In this morning's LA Times, Christopher Hawthorne has an excellent summary of the soon to be unveiled plan to demolish four buildings of the Los Angeles Country Museum of Art and replace them with one huge glass walled structure along Wilshire Boulevard.
In my opinion, though, tearing down the original complex of LACMA is a mistake that will be regretted by later generations. Just as the once much maligned Music Center of the same era has weathered far better architecturally than the buildings of Lincoln Center, the original three buildings of LACMA - immortalized in Ruscha's famous painting, LACMA on Fire, are now excellent examples of the architecture of that era. They are also a part of the civic and cultural history of Los Angeles during the time LA began to emerge as a major center for contemporary art.
Current View of Ahmanson Building
And even while a large part of the hostility towards the buildings was - and is - due to the admittedly tragic decision to not hire Ludwig Mies van der Rohe as the project's architect, that does not mean making another mistake is the solution.
Current View of Bing Center Building
A far bigger problem is the urban planning aspect of the project. Replacing four buildings with one huge monolithic glass wall facing Wilshire Boulevard - looming one story above the sidewalk - will not only continue but extend the problem created by the 1986 Richard Anderson Building.
Another Current View of Ahmanson
The final objection is that after spending $450 million for this building - LACMA will still have the same square footage as it does today. It adds no space. In fact, with the recent – albeit brilliant - move of turning the May Company into a film museum, the combined projects will create a net loss of gallery space.
And here is the opening of Christopher Hawthorne's article:
Director Michael Govan turns to Swiss architect Peter Zumthor for a dramatic new building that would involve demolishing the main museum campus.
Next month LACMA will publicly unveil a $650-million plan by Pritzker Prize winner Peter Zumthor for a dramatic new museum building along Wilshire Boulevard.
In scope and ambition, the Zumthor plan is reminiscent of a proposal by Dutch architect Rem Koolhaas that would have razed the main museum campus and replaced it with a collection of low-slung gallery buildings under a giant, tent-like translucent roof. The LACMA board approved that project in 2001, but after fundraising struggles museum officials dropped the effort less than two years later.Museum Director Michael Govan is convinced he can help the latest design avoid a similar fate. He has worked since his arrival at LACMA in 2006 to groom a new generation of donors and enlarge the museum's board, which he believes is now ready to launch a $650-million capital campaign to finance the new building.
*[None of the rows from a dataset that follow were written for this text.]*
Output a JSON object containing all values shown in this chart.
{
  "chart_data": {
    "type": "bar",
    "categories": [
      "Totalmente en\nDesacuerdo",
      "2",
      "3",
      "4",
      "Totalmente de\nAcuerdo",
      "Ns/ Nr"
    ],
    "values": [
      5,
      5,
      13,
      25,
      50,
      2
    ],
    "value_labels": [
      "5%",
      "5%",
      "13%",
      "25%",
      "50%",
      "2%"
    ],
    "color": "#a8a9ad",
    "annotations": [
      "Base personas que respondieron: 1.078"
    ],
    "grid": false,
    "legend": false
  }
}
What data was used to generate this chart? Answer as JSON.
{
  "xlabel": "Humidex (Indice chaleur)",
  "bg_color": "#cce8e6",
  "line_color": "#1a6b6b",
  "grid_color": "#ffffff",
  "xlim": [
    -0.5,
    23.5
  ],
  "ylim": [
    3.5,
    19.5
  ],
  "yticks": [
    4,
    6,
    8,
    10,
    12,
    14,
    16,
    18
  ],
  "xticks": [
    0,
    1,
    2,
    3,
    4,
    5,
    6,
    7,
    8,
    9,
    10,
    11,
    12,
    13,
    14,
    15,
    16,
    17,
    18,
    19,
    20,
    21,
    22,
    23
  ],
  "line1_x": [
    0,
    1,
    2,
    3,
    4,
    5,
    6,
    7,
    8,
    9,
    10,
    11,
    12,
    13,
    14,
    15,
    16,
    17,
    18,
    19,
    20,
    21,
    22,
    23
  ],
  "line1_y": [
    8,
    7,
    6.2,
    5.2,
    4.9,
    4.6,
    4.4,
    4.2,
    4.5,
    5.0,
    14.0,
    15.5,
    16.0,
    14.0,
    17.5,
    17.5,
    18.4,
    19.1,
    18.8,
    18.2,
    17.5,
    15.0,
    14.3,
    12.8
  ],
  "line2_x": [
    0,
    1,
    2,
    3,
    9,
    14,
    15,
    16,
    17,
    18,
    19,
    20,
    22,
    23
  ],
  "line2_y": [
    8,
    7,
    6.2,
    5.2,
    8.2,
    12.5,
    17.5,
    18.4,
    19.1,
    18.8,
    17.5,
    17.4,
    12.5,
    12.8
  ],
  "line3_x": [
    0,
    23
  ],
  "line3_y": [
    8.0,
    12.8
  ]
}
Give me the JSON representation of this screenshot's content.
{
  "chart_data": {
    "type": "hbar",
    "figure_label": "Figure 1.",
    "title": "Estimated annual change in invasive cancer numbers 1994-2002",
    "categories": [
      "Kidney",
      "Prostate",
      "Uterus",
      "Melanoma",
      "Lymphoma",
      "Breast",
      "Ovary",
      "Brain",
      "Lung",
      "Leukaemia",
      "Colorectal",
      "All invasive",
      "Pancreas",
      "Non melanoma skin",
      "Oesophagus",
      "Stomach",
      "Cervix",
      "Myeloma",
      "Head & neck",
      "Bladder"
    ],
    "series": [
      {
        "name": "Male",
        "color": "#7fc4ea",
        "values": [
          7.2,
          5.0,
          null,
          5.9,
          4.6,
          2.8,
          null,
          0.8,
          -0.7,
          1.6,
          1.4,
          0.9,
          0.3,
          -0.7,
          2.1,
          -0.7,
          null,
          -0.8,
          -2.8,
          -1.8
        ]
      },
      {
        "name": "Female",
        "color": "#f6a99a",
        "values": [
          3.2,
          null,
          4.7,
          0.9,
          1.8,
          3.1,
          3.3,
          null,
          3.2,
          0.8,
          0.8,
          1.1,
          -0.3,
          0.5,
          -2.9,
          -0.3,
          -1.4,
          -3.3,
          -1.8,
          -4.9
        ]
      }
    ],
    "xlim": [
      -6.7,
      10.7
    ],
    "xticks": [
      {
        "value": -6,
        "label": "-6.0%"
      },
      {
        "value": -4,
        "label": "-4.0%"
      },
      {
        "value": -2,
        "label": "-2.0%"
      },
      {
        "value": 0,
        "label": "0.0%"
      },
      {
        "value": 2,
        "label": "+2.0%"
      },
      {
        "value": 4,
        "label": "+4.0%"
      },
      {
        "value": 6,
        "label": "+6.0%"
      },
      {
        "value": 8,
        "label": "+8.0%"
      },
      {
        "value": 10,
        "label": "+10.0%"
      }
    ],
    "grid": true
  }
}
The construction cost is estimated to be at least $450 million, with the remaining $200 million earmarked for expenses including contingencies and operations.
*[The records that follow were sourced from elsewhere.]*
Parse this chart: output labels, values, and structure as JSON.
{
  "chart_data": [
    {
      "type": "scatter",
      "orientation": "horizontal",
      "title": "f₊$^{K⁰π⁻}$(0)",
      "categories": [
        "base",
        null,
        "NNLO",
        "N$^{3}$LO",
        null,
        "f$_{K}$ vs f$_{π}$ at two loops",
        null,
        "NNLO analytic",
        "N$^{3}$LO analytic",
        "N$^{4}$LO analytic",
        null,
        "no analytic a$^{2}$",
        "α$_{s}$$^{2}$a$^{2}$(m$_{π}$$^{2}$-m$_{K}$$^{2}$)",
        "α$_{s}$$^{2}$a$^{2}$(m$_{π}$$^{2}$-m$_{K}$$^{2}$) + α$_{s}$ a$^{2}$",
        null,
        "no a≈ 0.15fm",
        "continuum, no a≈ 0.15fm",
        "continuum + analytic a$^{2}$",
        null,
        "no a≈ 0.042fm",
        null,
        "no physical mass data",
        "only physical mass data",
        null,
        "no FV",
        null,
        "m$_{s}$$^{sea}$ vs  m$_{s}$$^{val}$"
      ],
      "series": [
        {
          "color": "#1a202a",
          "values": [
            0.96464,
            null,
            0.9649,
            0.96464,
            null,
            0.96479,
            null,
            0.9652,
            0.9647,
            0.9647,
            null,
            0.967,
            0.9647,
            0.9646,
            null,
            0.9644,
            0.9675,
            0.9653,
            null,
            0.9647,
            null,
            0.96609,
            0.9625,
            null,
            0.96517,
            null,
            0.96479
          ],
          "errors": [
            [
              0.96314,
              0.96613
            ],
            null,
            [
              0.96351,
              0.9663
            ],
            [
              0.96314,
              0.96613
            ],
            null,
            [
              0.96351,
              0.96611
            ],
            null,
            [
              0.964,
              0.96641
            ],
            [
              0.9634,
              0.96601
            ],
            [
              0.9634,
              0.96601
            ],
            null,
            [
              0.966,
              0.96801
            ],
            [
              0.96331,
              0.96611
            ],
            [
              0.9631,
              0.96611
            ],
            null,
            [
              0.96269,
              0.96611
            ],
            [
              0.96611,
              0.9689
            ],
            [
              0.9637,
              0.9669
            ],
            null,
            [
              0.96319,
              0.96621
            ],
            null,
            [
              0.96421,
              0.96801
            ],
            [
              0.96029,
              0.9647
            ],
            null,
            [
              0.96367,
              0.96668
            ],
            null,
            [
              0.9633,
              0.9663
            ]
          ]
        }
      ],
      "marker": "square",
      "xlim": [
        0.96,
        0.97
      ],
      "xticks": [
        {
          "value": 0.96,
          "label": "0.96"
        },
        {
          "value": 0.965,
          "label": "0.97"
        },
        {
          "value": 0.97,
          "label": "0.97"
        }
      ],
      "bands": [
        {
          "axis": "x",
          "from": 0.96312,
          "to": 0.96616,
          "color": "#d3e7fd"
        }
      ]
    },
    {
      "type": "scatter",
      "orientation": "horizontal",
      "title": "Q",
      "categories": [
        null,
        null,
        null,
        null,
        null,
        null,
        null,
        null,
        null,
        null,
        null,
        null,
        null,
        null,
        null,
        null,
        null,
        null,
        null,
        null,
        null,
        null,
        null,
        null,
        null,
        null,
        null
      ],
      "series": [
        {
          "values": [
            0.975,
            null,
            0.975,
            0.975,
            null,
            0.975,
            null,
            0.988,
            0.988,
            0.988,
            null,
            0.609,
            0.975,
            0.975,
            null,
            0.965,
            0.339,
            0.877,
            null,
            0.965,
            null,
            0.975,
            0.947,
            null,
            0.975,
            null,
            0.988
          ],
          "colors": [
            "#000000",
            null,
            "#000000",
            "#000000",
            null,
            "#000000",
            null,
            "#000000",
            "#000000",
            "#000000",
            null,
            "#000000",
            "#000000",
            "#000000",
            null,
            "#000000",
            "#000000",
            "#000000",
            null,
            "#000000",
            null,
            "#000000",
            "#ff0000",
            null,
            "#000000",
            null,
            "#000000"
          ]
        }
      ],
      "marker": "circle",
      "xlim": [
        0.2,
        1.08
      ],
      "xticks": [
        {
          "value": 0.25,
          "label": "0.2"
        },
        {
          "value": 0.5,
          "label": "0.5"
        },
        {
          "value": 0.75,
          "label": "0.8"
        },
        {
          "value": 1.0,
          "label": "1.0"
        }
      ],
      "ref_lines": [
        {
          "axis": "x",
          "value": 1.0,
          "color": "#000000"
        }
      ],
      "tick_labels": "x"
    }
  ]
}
And you can read the rest at the LAT's website.
AND - in response to Karl Dahlquist's answer to my semi-rhetorical question of why LA destroys its cultural landmarks - "Because no one is from here?' - here was my response on Facebook:
You hit the nail on the head! No one involved in this project can recall when they first saw Ruscha's painting of LACMA on Fire - or can still recall the exact spot where they saw Kienholz's Back Seat Dodge '38 (which I got to see despite being only 17) or can recall looking at the still fresh white paint that covered the spay painted names of the artists of ASCO - one of whom lives just down the street from my office and all of whom went on to having an important impact upon both the LA - and the international art worlds. On sadder notes, there are those of us who can still recall where the once great California impressionist collection was shown in depth - before it was dumped for almost nothing when it was deemed unfashionable - and where great local collections had been shown before they ended up dispersed at auction sales.
And you better believe that no one pushing for this ever grew up seeing the only general art collection in the city when it was housed in the Natural History Museum. I was in the 6th grade when I first noticed that there were paintings in the Natural History Museum. But when I saw names such as Rembrandt attached to them - I naturally assumed by there being in this type of environment - and some paintings were hung in hallways and stair landings - they must be copies.